Demand for semi-commercial — such as where there is a shop with a flat(s) above — is particularly high, because it has many of the same benefits as a full commercial property.
We have seen an increase in people who own a shop seeking planning permission for flats above, or conversion of the shop into residential; and traditional BTL landlords are turning to commercial as an option to increase their portfolios.
Semi-commercial can also include residential flats above pubs, restaurants, hotels and garages. Even supermarkets are looking at how to create residential flats above their properties to capitalise on the shortage of housing in the UK. Many councils are happy to provide planning permission because it maximises brown-field sites while also helping them meet their new housing targets.
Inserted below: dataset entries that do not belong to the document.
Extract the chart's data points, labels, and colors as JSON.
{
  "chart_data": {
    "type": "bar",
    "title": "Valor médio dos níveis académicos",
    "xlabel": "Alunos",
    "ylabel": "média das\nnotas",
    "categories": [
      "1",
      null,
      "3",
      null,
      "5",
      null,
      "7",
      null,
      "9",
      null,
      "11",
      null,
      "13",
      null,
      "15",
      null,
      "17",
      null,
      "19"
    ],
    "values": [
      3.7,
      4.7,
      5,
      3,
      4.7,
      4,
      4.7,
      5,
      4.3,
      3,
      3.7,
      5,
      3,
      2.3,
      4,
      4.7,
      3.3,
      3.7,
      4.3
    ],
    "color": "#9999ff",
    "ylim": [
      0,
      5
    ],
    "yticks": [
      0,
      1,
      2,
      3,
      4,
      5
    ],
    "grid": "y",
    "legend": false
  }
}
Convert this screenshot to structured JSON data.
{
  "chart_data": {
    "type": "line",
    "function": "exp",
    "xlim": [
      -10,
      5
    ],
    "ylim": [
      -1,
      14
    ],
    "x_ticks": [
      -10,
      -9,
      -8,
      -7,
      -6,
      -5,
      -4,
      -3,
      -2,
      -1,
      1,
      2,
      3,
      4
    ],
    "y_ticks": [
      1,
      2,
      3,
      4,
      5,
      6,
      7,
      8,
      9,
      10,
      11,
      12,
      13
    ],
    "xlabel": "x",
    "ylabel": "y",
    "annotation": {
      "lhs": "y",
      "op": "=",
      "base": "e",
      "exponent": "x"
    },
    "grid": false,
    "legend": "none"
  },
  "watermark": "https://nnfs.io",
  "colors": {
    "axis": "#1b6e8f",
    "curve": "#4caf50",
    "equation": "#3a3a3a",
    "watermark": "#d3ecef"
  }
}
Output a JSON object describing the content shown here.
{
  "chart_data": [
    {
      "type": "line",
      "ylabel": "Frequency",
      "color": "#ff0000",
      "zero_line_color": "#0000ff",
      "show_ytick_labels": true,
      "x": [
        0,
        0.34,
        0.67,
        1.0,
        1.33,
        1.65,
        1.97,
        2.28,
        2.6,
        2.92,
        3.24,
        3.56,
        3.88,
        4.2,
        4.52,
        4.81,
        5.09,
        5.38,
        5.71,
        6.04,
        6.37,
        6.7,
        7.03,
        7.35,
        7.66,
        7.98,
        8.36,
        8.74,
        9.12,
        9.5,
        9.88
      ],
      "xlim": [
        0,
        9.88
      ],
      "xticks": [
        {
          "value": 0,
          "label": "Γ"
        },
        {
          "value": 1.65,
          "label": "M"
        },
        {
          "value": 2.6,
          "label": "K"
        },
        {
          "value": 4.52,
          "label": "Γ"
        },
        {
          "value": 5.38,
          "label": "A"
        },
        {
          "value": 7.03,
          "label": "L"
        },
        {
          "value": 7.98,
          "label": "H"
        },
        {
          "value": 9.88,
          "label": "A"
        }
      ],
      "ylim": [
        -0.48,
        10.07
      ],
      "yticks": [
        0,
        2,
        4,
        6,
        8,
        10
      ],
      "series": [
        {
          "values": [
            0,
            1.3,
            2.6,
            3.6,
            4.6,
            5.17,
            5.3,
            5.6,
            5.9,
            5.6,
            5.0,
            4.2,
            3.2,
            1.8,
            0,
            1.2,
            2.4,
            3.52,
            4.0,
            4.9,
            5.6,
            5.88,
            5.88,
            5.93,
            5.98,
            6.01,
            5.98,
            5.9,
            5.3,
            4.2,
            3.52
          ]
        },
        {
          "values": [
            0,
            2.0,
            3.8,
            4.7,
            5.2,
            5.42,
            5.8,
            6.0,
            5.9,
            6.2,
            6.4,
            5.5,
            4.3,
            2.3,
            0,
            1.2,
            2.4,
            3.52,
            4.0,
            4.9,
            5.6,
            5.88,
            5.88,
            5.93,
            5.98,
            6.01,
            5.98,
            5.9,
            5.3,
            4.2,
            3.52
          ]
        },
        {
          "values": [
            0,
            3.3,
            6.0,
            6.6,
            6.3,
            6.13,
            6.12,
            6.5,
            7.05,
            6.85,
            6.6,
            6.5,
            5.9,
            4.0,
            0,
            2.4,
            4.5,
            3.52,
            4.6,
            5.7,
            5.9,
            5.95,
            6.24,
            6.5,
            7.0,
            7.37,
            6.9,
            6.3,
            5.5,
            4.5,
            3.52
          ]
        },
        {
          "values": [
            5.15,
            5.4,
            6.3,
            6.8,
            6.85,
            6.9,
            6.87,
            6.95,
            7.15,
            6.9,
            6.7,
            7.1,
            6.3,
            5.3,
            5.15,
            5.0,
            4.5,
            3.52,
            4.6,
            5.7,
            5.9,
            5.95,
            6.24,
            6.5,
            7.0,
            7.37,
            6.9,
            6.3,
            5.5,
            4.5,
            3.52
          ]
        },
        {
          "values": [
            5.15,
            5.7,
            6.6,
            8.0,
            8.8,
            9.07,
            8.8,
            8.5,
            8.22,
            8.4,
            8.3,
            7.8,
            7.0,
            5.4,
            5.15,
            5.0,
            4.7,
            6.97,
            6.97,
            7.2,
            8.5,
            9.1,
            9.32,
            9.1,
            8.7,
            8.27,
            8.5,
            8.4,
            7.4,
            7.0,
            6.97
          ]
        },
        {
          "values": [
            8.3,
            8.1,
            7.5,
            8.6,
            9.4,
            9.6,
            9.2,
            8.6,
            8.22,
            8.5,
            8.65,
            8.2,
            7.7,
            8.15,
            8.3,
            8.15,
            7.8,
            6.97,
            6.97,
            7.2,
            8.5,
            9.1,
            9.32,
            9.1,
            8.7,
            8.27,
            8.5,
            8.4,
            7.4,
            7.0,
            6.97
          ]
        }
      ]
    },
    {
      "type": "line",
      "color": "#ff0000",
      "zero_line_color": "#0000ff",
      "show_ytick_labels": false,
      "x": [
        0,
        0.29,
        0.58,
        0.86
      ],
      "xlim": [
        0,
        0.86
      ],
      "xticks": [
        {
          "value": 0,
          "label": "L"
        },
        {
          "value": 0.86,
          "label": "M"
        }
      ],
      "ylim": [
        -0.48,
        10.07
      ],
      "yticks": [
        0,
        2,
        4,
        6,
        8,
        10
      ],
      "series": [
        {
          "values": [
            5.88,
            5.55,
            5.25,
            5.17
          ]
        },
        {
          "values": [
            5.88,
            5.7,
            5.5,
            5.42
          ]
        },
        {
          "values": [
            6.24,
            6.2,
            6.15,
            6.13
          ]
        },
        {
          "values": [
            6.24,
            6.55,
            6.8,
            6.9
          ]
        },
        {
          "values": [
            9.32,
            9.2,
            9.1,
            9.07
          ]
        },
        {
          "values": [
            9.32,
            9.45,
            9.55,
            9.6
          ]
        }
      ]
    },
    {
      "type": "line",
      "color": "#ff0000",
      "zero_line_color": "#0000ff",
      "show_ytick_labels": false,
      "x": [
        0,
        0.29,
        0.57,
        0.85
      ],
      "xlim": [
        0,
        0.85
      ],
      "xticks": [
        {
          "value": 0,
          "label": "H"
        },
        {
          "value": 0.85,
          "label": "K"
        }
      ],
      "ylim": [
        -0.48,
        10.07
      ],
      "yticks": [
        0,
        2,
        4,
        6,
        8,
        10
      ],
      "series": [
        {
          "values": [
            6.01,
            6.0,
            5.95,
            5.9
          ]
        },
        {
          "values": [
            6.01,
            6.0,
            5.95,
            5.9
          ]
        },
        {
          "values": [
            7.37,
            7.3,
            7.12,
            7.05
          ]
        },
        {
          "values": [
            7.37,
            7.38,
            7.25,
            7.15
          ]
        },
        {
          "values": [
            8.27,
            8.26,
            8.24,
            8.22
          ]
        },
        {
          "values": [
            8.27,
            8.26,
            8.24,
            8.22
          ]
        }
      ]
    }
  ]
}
Semi-commercial seems to be a popular move for traditional BTL borrowers as they still have the residential element they know, with only a proportion of commercial. Many lenders too are comfortable with this if a borrower has a clear record of managing multiple BTL properties, and it is a smaller step than jumping into pure commercial.
Even supermarkets are looking at how to create residential flats above their properties
Commercial properties are exempt from the changes to mortgage interest relief so any commercial loan payments can still be offset against income in full before tax is calculated.
Semi-commercial also benefits from this on a proportionate basis, while both types of property gain from lower stamp duty costs. For example, on a property worth £250,000 a landlord would pay only 2 per cent stamp duty; this compares to 5 per cent with the additional 3 per cent second-property stamp duty surcharge.
They are also exempt from the PRA changes to rental calculations. If a borrower owns more than one property, the commercial lender may not stress test the background portfolio in the same way as a BTL lender.
The number of lenders entering this space is growing. There are two main types: high-street lenders and specialist commercial lenders or challenger banks.
High-street commercial rates tend to be lower, sitting around just 3–4 per cent now. However, this comes with more conditions and lower loan-to-values — usually a maximum of 60–65 per cent LTV, although commercial trading business loans go up to 80 per cent. Most high-street lenders offer only full repayment mortgages, often linked to a tenancy agreement. They will also want to meet your client to really understand the proposition.
Growing numbers of specialist lenders are providing commercial loans, but they tend to have more limited distribution. They are, however, more flexible over what they lend upon, with more streamlined underwriting, and terms are not always linked to a tenancy agreement. This means they lend at higher LTVs, sometimes up to 75 per cent and interest-only, but rates are higher as a result, reflecting the higher risk involved.
Some specialist lenders also offer second charges and bridging loans and the broker is more in control of the overall process than with a high-street lender.
Commercial property lets enable a business to occupy the property rather than an individual. The term of the let is usually a minimum of three years but sometimes as long as 10–20 years.
As with BTL, the affordability of the loan is based on the quality of the tenant, and on the rent and length of the agreement. Typically, a lender will be less cautious if the tenant is a big blue-chip company rather than a start-up or small business.
Ultimately, all lenders want evidence that the borrower has experience and knows what they are doing, so many of the underwriting requirements for a commercial loan are similar to what is now required under the PRA rules for portfolio landlords.